28.3.21

No Armazém do meu Pai

NO ARMAZÉM DE MEU PAI

Varrendo os ciscos, os papéis, as tampinhas de garrafa, todo dia, eu aprendi a amar a limpeza, mas não de forma neurótica. Varrendo, aprendi a ter disciplina. Eu só tinha nove ou dez anos, mas já varria com método, coreografando uma espécie de dança com a vassoura, meditando, desenhando na poeira coisas que combinassem com as irregularidades daquele chão. Varrendo, eu planejava a minha vida. Varrendo ciscos geométricos por sobre os cacos coloridos da cerâmica vermelha eu construía uma louca arquitetura de mistérios insondáveis. E então chegava um cliente querendo talvez meio quilo de açúcar. Ou duzentos gramas de mortadela. Às vezes um pão sovado.

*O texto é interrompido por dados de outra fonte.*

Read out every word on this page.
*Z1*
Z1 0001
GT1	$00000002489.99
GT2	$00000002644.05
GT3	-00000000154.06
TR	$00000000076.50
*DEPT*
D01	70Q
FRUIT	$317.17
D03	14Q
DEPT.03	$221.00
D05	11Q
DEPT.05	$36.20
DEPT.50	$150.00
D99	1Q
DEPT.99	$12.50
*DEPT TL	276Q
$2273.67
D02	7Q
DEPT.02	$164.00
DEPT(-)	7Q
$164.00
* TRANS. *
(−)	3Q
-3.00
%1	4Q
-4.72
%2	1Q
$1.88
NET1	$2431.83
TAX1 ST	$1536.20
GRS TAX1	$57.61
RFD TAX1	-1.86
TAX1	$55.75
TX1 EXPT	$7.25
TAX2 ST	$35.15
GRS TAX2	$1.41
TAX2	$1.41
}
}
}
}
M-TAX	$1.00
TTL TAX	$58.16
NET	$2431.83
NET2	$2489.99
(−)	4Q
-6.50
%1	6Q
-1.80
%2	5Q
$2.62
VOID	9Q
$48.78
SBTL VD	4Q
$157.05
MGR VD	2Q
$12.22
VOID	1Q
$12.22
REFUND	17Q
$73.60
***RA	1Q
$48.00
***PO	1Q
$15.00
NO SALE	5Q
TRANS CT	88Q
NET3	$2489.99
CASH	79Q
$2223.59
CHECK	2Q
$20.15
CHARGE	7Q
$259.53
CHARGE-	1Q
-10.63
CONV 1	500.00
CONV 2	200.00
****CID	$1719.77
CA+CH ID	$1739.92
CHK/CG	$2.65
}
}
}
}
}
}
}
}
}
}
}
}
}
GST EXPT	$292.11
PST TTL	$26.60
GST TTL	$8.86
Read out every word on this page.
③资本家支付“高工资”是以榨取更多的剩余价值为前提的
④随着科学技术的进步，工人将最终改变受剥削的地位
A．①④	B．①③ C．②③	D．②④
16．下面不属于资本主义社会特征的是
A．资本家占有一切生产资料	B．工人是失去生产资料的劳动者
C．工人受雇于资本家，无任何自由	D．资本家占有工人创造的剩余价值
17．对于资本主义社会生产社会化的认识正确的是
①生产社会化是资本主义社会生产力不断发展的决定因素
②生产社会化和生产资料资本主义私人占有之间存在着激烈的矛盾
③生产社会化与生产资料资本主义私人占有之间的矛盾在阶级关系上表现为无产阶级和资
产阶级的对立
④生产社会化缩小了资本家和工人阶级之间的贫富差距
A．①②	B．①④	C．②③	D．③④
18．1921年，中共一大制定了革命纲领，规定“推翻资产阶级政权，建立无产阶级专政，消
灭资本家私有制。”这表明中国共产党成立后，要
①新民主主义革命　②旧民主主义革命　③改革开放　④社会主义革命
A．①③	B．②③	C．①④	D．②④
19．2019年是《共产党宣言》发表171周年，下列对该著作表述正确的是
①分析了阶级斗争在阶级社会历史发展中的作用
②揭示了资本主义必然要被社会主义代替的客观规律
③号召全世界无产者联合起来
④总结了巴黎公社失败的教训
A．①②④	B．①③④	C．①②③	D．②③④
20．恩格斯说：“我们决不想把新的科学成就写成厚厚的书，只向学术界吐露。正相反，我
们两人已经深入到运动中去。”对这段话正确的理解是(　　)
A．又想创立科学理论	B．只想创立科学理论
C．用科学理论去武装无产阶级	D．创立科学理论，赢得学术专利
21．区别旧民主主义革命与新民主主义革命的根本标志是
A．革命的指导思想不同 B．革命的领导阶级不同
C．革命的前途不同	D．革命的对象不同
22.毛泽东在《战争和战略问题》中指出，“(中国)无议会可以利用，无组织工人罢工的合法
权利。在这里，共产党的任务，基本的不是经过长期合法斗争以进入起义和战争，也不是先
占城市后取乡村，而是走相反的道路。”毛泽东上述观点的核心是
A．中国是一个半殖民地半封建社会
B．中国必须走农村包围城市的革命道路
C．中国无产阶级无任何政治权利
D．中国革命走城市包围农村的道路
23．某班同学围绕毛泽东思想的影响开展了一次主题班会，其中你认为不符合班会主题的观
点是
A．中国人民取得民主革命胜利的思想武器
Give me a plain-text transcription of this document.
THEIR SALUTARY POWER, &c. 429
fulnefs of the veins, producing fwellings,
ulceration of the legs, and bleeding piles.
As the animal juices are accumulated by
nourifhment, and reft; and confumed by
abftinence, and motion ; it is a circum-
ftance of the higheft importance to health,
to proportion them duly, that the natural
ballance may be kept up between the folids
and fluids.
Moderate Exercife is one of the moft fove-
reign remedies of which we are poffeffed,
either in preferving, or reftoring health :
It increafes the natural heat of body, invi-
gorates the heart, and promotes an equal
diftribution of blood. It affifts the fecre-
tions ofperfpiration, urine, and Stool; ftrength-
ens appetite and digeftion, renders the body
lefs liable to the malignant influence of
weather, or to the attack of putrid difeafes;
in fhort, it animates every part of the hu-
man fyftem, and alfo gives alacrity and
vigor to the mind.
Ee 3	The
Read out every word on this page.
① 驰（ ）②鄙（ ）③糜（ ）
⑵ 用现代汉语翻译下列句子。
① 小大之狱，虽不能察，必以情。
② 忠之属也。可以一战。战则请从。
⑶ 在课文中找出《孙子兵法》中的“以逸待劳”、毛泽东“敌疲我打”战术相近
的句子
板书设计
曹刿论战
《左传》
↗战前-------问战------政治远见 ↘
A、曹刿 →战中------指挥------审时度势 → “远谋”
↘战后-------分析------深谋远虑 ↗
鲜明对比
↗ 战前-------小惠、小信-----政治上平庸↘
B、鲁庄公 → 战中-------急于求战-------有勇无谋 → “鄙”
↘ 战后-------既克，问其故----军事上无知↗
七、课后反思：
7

Não importava: em qualquer das hipóteses, antes de atendê-lo, eu me transformava no Balconista do Olimpo — e o atendia sorrindo. Ou seja, varrendo e vendendo, eu aprendi a perceber padrões. A interpretar as circunstâncias. Varrendo e vendendo, eu aprendi a ser cigano, a ler as mãos — e ver a Sorte. Todo dia.
Todo.
Santo.
Dia.


Talvez por isso é que a Sorte me adora tanto.